Nous accueillons 25 nouvelles structures par mois, et un quart d'entre elles sont liées à des créations. C'est un rythme normal. Ce qui a véritablement changé, c'est la façon dont se lancent les nouveaux CGPI. Auparavant, il s'agissait de reconvertis du salariat ; aujourd'hui, ce sont de vrais chefs d'entreprise. Ils ont des moyens financiers et humains, et ont mûri leur projet.
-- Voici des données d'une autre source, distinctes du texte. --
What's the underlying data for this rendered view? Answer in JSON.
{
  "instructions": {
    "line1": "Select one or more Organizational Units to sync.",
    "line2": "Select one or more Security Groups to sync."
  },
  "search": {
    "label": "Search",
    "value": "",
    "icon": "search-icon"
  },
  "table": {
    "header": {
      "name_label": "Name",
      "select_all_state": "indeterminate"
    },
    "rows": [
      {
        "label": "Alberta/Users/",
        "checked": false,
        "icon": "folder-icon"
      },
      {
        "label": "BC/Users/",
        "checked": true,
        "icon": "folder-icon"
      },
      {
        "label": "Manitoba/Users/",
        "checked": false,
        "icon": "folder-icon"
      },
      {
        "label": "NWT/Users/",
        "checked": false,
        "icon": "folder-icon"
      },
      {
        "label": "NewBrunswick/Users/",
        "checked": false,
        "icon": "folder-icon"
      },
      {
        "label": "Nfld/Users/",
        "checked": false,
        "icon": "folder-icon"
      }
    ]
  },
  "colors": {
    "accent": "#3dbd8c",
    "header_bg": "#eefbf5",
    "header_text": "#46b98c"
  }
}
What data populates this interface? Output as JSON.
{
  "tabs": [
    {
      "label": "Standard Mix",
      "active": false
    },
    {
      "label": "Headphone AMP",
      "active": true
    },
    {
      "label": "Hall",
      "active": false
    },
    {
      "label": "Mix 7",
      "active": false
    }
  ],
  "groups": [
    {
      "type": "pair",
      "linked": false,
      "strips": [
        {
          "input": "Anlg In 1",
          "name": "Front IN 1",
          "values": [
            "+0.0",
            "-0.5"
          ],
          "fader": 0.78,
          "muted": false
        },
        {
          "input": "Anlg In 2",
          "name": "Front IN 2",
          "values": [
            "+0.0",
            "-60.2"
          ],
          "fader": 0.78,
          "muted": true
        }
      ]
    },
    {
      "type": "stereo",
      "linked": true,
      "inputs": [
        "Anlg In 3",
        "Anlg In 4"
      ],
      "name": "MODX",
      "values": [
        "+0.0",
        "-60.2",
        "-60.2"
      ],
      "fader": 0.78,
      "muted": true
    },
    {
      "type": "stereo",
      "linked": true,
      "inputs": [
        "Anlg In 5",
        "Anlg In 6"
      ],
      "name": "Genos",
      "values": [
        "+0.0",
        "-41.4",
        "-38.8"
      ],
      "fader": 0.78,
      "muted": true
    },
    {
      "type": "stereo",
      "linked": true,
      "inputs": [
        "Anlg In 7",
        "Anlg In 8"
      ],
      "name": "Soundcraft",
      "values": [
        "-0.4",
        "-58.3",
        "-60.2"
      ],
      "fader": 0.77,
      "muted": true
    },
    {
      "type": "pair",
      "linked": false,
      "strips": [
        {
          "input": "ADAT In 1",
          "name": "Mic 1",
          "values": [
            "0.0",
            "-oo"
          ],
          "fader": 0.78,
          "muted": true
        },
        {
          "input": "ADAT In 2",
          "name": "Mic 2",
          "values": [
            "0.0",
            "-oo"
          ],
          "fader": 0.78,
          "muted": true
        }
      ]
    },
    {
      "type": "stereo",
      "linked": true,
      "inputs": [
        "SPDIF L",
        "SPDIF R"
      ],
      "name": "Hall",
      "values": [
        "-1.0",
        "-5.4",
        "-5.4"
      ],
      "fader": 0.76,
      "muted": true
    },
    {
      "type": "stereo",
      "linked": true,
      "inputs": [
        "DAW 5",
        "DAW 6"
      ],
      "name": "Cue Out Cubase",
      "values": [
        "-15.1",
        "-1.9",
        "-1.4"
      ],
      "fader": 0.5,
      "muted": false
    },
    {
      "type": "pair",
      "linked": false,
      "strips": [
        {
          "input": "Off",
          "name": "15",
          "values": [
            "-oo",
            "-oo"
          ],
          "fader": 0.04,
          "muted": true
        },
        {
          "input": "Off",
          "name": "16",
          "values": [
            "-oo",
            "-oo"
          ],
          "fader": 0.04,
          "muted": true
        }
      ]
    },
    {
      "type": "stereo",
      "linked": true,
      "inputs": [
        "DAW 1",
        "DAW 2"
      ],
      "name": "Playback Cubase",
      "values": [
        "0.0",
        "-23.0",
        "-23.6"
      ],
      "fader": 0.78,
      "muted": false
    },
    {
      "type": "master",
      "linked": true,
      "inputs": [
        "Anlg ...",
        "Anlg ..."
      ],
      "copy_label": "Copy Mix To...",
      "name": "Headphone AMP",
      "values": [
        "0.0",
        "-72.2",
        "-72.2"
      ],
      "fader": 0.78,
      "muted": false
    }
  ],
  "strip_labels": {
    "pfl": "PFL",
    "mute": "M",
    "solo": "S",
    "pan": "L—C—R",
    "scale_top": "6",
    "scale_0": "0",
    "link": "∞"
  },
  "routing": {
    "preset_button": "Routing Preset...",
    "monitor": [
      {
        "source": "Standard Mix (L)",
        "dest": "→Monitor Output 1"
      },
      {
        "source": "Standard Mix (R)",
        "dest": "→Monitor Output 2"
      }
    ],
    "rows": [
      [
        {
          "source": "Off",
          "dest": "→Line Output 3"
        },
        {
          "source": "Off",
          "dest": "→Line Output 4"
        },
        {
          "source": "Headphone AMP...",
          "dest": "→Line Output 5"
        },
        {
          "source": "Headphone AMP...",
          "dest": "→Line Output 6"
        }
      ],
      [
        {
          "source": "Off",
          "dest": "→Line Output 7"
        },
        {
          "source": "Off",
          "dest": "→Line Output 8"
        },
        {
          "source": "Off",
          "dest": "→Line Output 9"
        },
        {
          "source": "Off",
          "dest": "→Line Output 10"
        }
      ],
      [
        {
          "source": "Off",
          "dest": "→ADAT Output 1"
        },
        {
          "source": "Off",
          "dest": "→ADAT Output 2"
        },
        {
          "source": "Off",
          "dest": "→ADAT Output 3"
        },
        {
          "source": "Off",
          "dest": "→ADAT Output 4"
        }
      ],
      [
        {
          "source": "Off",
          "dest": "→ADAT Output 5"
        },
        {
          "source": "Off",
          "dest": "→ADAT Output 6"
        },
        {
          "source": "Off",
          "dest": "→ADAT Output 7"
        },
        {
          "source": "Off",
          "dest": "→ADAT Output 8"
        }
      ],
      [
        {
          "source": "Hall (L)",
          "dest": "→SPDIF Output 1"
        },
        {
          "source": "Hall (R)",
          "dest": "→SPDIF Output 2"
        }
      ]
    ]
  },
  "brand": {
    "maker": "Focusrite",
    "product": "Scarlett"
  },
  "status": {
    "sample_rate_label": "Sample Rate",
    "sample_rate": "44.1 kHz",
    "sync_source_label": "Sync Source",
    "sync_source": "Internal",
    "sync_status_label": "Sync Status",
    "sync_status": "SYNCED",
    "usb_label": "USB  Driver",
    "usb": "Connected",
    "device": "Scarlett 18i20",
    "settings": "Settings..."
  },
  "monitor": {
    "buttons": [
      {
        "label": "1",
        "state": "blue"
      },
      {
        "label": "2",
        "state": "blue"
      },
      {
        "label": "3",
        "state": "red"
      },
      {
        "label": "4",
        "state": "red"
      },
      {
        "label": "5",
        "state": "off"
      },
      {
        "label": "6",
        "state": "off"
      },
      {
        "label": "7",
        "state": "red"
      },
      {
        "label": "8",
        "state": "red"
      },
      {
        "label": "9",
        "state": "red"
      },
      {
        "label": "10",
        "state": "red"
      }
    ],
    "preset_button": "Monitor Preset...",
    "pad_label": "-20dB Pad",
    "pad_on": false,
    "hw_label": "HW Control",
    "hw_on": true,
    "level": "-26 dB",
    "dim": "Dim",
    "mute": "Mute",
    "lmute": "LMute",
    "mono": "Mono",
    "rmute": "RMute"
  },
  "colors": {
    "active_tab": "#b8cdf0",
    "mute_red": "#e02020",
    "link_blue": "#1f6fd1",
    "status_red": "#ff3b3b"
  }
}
Ainsi, chaque semaine, nous recevons à l'Anacofi un professionnel qui vient nous demander, afin de bien se préparer, quelle est la réglementation, les organisations où il doit s'inscrire, les diplômes à passer...
Quel est leur profil ?
Il y a des professionnels qui quittent des grandes sociétés de gestion ou des banques d'affaires. Certains ne veulent plus être salariés. On voit évidemment aussi des personnes qui ont subi un plan social dans leur établissement.
Quel défi doivent relever les CGPI en matière de ressources humaines ?
Le grand défi pour ces structures est de croître en termes d'effectifs car elles restent très petites. Mais c'est une gageure dans le contexte actuel.